Wie der ebenfalls aus Lübbecke stammende Pflegesohn Emmy Zehdens in seinem Buch bewegend schildert, reichte ein Rechtsanwalt noch am gleichen Tag ein Gnadengesuch ein. Schmidt: "In diesem brachte meine Mutter zum Ausdruck, dass das Grundmotiv ihrer Handlung Liebe gewesen ist, insbesondere mir gegenüber, und dass sie bittet, das Urteil in eine Zuchthausstrafe umzuwandeln." Auch das Frauengefängnis Barminstraße reichte ein Gnadengesuch ein. Darin hieß es: "Die zum Tode verurteilte Emmy Zehden führt sich gut. Sie arbeitet trotz ihrer Fesselung als Strumpfstopferin. Sie beweist in ihrer Haltung große Selbstdisziplin".

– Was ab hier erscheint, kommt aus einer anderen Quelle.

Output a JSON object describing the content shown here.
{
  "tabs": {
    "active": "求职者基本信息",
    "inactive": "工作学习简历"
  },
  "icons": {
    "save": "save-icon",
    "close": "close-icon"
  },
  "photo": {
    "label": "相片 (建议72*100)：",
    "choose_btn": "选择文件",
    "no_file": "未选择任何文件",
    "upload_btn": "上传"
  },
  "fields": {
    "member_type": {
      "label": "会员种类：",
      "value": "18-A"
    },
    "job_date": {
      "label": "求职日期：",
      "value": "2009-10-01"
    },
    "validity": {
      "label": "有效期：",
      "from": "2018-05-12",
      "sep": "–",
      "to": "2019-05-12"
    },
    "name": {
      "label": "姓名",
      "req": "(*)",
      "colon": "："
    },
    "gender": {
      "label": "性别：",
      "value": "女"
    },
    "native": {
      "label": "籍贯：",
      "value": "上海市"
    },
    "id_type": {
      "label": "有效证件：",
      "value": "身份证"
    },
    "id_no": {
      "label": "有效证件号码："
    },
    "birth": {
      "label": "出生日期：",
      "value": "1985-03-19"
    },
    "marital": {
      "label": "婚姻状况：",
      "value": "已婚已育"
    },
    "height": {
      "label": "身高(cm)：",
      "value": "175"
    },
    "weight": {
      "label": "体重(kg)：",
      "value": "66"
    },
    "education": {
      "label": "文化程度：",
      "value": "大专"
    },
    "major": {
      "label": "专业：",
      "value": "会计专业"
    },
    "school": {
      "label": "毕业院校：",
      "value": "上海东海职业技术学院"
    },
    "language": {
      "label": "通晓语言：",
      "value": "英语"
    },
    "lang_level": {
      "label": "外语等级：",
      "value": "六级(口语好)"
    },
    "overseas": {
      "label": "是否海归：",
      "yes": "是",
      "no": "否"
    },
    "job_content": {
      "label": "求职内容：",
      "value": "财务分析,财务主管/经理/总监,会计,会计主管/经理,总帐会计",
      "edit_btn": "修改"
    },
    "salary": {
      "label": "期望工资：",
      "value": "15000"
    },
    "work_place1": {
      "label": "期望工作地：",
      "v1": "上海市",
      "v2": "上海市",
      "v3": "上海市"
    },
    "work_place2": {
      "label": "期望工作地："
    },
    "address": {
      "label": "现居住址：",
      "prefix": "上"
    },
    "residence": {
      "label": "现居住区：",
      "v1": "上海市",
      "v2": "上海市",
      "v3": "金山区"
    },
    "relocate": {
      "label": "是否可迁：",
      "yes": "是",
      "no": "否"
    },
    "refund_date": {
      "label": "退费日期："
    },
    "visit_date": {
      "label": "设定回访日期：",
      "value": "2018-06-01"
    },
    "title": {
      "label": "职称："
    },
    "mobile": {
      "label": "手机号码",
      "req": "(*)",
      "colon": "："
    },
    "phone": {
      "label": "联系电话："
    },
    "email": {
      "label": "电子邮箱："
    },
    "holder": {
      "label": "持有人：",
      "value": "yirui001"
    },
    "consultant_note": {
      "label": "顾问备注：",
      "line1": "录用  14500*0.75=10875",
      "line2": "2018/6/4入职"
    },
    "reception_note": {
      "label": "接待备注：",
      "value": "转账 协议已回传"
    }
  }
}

Doch die Fürbitten stießen auf taube Ohren. Am 31. Mai 1944 ordnet der Reichsminister der Justiz die Vollstreckung des Urteils an. Die Hinrichtung wurde auf den 9. Juni 1944, 13 Uhr, angesetzt. Emmy Zehden wurde diese Tatsache eineinhalb Stunden vorher eröffnet. Das Protokoll vermerkte später knapp: "Die Verurteilte, die ruhig und gefasst war, ließ sich ohne Widerstreben auf das Fallbeilgerät legen, worauf der Scharfrichter die Enthauptung ausführte. Die Vollstreckung dauerte von der Vorführung bis zur Vollzugsmeldung sieben Sekunden."

Emmys Ehemann Richard kam im Konzentrationslager Auschwitz um. Auch Emmy Zehdens Adoptivsohn und Neffe Horst Schmidt drohte die Todesstrafe. Doch bevor es zur Hinrichtung kam, wurden die Inhaftierten des Zuchthauses Brandenburg-Görden befreit. Als Erinnerung an seine Mutter Emmy ist Horst Schmidt ein kurzer Abschiedsbrief geblieben, den sie am Tage ihrer Hinrichtung verfasste: Darin steht:

"Mein lieber Bub. Leider habe ich von Dir so lange nichts gehört. Ich hoffe, dass Gretchen Deine Adresse ausfindig macht, um Dir meine letzten Grüße zu schicken. Sieben Monate habe ich auf mein Gnadengesuch gewartet. Da es nun Gottes Wunsch ist, will ich den Weg gehen, so wie ihn Jesus Christus ging. Sei nicht traurig mein Jungchen. Wir werden uns bald wiedersehen. Vor allen Dingen bleibe auch Du tapfer, denn Gottes Gericht ist gerecht. Nur durch viel Trübsal kann man ins Himmelreich eingehen. An Pappi konnte ich nun nicht schreiben. Noch so viel Liebes möchte ich Dir schreiben; aber keine Zeit mehr. Also auf Wiedersehen mein Jungchen. Was Gott tut, das ist wohl getan. Tausend Grüße und Küsse von dieser Erde. Deine Mutti."

Der heute 85-jährige Horst Schmidt erhielt den Abschiedsbrief seiner Mutter erst nach über fünf Jahrzehnten. In seiner Autobiografie schreibt er: "Man hat es wohl nicht mehr für nötig gehalten, mir diesen Brief auszuhändigen."